There are countless surf schools, and Biarritz is the birthplace of the sport in Europe. The (reportedly) first surfer here, appropriately enough, had Hollywood connections. Peter Viertel, a screenwriter, was in town as the movie he had co-written, “The Sun Also Rises,” was being filmed there in 1957. The long, wide sandy beaches provide the perfect place to learn, with the crashing Atlantic surf offering ample big waves to ride.

The town is small enough to explore in an afternoon, with countless cafés and restaurants dotting the narrow streets. There’s plenty of shopping too, with local boutiques such as Jox & An (which sells rope-soled espadrilles) next to the likes of Gucci and Duchatel, which features labels including Nina Ricci and Belenciaga. Indeed much of the town’s charm is seeing moneyed old French couples in their designer clothes rubbing shoulders with dreadlocked surfers in board shorts.

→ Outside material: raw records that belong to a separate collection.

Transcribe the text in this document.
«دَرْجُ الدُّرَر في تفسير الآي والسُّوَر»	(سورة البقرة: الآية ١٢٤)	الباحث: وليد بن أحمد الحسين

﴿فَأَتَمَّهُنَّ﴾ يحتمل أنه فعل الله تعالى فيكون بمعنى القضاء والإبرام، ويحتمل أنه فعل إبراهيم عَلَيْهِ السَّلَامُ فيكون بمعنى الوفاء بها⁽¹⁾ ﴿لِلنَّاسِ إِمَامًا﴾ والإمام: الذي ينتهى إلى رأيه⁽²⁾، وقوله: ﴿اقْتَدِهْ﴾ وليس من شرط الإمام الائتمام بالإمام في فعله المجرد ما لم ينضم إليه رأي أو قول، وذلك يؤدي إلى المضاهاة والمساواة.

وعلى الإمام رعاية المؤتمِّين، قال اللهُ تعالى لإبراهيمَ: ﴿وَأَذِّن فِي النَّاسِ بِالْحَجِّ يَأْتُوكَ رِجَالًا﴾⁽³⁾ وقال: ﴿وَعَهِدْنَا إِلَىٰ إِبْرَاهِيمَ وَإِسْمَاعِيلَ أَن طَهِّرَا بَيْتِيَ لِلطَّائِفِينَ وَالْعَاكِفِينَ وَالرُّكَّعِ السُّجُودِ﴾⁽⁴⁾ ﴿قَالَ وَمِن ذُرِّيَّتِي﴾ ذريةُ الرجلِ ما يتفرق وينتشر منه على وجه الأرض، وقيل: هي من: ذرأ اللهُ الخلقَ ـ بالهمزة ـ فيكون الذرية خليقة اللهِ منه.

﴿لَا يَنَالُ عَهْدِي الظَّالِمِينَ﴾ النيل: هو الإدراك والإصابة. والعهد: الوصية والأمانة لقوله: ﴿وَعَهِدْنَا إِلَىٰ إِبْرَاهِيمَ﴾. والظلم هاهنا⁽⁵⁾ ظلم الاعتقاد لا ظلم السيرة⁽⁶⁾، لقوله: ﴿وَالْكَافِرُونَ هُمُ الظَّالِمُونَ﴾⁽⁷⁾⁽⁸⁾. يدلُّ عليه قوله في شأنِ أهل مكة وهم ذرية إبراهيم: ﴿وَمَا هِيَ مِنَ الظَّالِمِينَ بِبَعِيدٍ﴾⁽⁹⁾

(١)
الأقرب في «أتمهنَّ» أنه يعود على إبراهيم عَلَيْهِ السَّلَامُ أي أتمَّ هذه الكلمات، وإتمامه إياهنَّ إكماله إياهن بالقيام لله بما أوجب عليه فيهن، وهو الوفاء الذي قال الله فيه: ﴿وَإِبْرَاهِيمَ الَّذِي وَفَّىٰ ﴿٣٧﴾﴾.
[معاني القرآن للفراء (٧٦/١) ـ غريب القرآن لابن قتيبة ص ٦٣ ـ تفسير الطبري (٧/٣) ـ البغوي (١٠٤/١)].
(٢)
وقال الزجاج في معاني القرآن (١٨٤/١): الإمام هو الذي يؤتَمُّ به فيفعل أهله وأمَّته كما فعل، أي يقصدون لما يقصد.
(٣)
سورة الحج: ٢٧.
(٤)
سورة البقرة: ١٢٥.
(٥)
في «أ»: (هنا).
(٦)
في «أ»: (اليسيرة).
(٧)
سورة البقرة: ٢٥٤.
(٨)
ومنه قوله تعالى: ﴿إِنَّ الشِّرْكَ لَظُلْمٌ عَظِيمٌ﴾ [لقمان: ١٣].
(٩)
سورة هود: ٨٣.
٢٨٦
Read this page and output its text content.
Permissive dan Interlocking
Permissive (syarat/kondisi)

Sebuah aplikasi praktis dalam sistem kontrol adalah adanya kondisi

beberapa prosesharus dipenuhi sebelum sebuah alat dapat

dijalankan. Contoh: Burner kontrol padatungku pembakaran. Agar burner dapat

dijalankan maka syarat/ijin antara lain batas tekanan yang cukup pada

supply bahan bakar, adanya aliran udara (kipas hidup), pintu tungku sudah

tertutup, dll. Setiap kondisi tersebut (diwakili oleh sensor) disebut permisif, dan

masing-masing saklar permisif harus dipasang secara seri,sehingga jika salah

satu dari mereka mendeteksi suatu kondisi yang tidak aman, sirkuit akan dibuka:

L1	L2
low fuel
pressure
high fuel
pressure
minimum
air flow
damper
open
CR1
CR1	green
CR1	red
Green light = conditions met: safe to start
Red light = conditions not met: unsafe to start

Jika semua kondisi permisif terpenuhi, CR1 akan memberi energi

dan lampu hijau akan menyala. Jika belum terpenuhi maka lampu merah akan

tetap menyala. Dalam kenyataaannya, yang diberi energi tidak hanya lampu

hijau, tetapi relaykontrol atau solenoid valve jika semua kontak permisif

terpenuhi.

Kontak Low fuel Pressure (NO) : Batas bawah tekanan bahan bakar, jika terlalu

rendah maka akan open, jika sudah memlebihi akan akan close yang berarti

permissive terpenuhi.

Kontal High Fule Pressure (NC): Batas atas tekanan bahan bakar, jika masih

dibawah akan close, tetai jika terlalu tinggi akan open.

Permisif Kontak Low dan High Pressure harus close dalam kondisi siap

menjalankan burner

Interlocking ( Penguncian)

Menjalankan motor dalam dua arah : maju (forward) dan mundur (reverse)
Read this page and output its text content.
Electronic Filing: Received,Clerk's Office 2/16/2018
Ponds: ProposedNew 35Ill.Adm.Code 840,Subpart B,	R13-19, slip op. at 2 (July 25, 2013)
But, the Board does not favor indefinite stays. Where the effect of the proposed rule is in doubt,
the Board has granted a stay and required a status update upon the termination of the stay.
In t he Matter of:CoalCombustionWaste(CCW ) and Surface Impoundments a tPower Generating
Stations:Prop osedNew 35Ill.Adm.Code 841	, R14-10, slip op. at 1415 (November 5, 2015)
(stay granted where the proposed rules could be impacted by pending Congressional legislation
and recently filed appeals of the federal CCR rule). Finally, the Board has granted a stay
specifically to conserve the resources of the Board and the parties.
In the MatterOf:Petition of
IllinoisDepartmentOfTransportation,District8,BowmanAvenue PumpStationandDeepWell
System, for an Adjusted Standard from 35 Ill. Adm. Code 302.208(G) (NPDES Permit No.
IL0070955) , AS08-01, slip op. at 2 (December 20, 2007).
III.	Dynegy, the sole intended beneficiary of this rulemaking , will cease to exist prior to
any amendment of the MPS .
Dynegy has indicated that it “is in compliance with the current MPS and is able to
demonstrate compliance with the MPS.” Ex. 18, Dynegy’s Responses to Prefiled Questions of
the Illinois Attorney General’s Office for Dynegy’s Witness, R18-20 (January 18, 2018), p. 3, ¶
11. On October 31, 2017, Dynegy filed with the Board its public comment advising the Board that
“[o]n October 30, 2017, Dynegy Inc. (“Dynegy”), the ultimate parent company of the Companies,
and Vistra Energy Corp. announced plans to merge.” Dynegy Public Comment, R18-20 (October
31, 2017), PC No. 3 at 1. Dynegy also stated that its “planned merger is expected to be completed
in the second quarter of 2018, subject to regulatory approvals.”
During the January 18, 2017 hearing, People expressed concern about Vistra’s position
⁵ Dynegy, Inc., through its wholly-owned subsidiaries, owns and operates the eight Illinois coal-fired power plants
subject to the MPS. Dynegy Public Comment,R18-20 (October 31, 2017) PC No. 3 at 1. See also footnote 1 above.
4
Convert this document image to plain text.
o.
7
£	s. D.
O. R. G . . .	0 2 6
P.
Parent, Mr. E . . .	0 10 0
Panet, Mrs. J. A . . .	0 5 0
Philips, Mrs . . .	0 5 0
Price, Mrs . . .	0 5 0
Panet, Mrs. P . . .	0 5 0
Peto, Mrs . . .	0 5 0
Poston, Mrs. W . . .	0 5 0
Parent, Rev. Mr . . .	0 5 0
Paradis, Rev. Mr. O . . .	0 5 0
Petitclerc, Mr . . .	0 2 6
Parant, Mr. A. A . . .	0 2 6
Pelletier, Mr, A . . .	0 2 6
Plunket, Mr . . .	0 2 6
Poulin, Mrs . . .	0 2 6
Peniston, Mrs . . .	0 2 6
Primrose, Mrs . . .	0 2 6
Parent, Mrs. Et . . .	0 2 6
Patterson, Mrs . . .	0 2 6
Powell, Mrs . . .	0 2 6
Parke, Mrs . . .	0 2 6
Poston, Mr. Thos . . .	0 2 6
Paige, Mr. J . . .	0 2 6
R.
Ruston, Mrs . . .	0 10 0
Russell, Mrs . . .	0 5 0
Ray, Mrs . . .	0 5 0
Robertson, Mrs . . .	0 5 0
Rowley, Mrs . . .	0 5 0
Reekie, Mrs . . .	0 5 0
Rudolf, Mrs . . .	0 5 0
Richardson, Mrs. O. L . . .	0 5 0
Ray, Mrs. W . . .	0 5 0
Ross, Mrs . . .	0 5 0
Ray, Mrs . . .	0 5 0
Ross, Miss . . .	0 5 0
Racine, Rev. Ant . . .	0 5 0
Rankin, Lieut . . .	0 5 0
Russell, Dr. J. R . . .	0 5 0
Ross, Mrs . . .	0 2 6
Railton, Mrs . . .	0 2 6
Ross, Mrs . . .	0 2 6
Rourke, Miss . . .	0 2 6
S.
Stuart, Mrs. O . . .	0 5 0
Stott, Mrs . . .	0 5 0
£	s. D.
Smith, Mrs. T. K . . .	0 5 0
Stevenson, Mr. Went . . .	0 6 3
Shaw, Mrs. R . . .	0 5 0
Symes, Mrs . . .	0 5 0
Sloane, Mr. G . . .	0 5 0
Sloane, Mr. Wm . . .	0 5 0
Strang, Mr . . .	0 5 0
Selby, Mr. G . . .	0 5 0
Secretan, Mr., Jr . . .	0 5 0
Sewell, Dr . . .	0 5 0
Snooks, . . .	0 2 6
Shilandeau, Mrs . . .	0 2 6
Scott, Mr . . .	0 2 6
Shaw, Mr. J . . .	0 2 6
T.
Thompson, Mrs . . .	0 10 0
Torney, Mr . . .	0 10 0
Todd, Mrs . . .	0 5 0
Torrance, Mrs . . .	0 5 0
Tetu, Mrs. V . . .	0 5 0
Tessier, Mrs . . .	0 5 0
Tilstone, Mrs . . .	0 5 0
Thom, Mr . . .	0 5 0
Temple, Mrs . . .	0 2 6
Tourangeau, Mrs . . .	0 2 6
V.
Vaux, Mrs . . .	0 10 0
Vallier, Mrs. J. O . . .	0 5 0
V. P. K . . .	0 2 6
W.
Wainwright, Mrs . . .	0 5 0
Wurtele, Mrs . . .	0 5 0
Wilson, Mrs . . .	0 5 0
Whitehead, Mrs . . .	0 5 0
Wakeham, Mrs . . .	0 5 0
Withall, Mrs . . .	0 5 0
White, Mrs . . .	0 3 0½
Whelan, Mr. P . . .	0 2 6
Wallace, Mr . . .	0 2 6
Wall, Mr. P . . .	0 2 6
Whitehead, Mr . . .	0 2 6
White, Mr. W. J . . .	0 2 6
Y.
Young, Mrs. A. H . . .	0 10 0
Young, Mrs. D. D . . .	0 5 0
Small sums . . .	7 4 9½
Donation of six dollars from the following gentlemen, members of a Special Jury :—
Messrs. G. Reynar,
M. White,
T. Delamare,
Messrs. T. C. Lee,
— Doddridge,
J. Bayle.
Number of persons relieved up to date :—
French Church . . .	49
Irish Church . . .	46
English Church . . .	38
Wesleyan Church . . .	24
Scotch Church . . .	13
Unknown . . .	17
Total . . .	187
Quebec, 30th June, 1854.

It might officially be in France, but Biarritz is Basque country, something very much apparent at Caroe, which mixes Basque and Nordic cuisine. This minimally designed pintxos bar specializes in local seafood and serves up everything from monkfish foie gras, smoked eel and trout gravlax. If you prefer a venue overlooking the water, head to Alaia, an ultra-stylish beachfront joint on Socoa Beach, 30-minutes south of Biarritz. You can enjoy lamb, mashed-potato pancakes, and hake and cabbage in front of the bobbing fishing boats. If you prefer to eat on the go, or grab something for a picnic on the beach, head to Les Halles market, which is filled with stalls dishing out sumptuous fare: from local goat’s cheeses and anchovies in olive oil and vinegar to limoncello jelly and hazelnut bread.

The most salubrious lodging in town is the Hotel du Palais, the brainchild of Eugenie de Montijo, the wife of Napoleon III, who chose a patch of hillside overlooking the Bay of Biscay for the Imperial residence. The hotel became the center for France’s elite, who holidayed at the sumptuous building and held balls, picnics and fireworks displays, while welcoming world leaders and royalty from around the world. These days the hotel retains all its old-world glamour, and its breakfasts are worth the room price alone.

There’s not a whole lot to do in Biarritz, but that’s sort of the point. It’s a place to while away the hours in a café, or to take long walks on one of the numerous beaches. It’s a place to relax in, not to do too much. If you do want to exert yourself, then there are a number of surfing schools where you can learn to ride the waves. Most offer similar courses (and prices), with La Vague Basque being the best reviewed. All ages and nationalities come here to learn to surf, so don’t be shy about getting that wetsuit on.

After a reviving dinner, head to the promenade and grab yourself an ice cream. One of the great French pastimes is people-watching, and the cafés along the promenade offer the perfect place to watch the world go by. Part French, part Basque, and with a wonderful mix of elegance, cool and Fifties chic, Biarritz might just be the best beach town in France.